President Barack Obama on Monday called on the Federal Communications Commission to classify the Internet as a Type II utility and to “implement the strongest possible rules to protect net neutrality.”
This isn’t the first time Obama has called for reinforcement of the “open Internet,” but his push for the specific utility classification comes at a key time when the FCC is proposing rule changes that would allow Internet providers to offer “fast lanes” to companies who would want to pay for speedy delivery of their products.
Sen. Ted Cruz (R-Texas), a member of the Senate Subcommittee on Communications, Technology and the Internet, said mandating “net neutrality” would be like “Obamacare for the Internet.”

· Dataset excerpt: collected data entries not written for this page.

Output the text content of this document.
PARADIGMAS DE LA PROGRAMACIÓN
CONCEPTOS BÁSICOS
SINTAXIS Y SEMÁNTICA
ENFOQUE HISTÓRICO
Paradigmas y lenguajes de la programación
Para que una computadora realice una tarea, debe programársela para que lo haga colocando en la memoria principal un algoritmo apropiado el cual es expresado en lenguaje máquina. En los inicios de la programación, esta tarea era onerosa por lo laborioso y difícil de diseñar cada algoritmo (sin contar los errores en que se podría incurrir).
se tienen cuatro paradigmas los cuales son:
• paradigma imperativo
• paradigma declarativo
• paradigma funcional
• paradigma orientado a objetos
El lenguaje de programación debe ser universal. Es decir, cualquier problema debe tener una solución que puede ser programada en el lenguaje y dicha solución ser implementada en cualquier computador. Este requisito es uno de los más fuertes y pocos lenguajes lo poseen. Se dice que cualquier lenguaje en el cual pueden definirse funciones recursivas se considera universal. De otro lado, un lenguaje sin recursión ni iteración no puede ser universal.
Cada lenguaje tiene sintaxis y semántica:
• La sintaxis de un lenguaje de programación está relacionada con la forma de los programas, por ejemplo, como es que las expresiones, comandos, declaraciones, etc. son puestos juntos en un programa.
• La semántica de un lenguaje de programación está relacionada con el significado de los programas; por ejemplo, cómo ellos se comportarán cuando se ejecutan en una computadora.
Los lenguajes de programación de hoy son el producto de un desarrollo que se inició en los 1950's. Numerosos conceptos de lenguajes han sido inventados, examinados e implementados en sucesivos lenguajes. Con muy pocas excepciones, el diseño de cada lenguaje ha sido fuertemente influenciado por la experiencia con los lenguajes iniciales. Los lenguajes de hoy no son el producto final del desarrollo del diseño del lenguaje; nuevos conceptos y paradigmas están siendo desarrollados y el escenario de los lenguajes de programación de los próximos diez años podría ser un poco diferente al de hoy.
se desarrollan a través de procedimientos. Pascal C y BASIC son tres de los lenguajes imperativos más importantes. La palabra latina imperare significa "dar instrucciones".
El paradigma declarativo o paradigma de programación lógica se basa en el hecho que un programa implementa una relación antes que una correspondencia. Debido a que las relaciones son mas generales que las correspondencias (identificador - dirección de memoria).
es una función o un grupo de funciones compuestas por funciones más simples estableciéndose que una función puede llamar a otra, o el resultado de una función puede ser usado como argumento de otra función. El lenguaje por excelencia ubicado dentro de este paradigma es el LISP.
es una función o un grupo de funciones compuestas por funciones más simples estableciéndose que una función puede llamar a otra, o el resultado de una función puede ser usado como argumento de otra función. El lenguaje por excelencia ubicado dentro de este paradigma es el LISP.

On Facebook, Cruz called net neutrality “the biggest regulatory threat to the Internet.”
“[Net neutrality] puts the government in charge of determining Internet pricing, terms of service, and what types of products and services can be delivered, leading to fewer choices, fewer opportunities, and higher prices for consumers,” Cruz said.
Most net neutrality advocates, such as Sen. Al Franken (D-Minn.), say the latest proposed rules by FCC Chairman Tom Wheeler are really about giving wealthy companies an edge.
“What he’s really talking about is creating a fast lane where people can pay to have their content treated unequally,” Franken told Time. “That’s not net neutrality. That’s pay for play. That’s antithetical to net neutrality.”
In an attempt to get ahead of the FCC’s decision, the White House released its list of “simple, common-sense” rules for Internet reclassification:
- No blocking. If a consumer requests access to a website or service, and the content is legal, your ISP should not be permitted to block it. That way, every player — not just those commercially affiliated with an ISP — gets a fair shot at your business.
- No throttling. Nor should ISPs be able to intentionally slow down some content or speed up others — through a process often called “throttling” — based on the type of service or your ISP’s preferences.
- Increased transparency. The connection between consumers and ISPs — the so-called “last mile” — is not the only place some sites might get special treatment. So, I am also asking the FCC to make full use of the transparency authorities the court recently upheld, and if necessary to apply net neutrality rules to points of interconnection between the ISP and the rest of the Internet.
- No paid prioritization. Simply put: No service should be stuck in a “slow lane” because it does not pay a fee. That kind of gatekeeping would undermine the level playing field essential to the Internet’s growth. So, as I have before, I am asking for an explicit ban on paid prioritization and any other restriction that has a similar effect.
Internet providers are opposed regulations that would remove their ability to offer various prices or rates to consumers or customers, essentially arguing that it would turn their broadband infrastructure into mere government-controlled transmission tubes. Cruz took aim at the FCC in May, saying that Congress, not “an unelected commission,” should take the lead on modernizing telecommunications laws.
“A five-member panel at the FCC should not be dictating how Internet services will be provided to millions of Americans,” Cruz said. “More than $1 trillion has already been invested in broadband infrastructure, which has led to an explosion of new content, applications, and Internet accessibility … The FCC should not endanger future investments by stifling growth in the online sector, which remains a much-needed bright spot in our struggling economy.”
But Obama said the FCC’s decision, once made, should stand.
“The FCC is an independent agency, and ultimately this decision is theirs alone. I believe the FCC should create a new set of rules protecting net neutrality and ensuring that neither the cable company nor the phone company will be able to act as a gatekeeper, restricting what you can do or see online,” Obama said.
Republicans and Democrats alike have kept a close eye on the FCC’s potential decision since May, when the commission launched a rulemaking, seeking input from the public “on how best to protect and promote an open Internet.” The call has drawn almost four million public comments.
According to the Verge, FCC chair Tom Wheeler has said that he isn’t entirely opposed to Title II Internet classification, but that it would only be considered if their tweaking of the current rules won’t work first.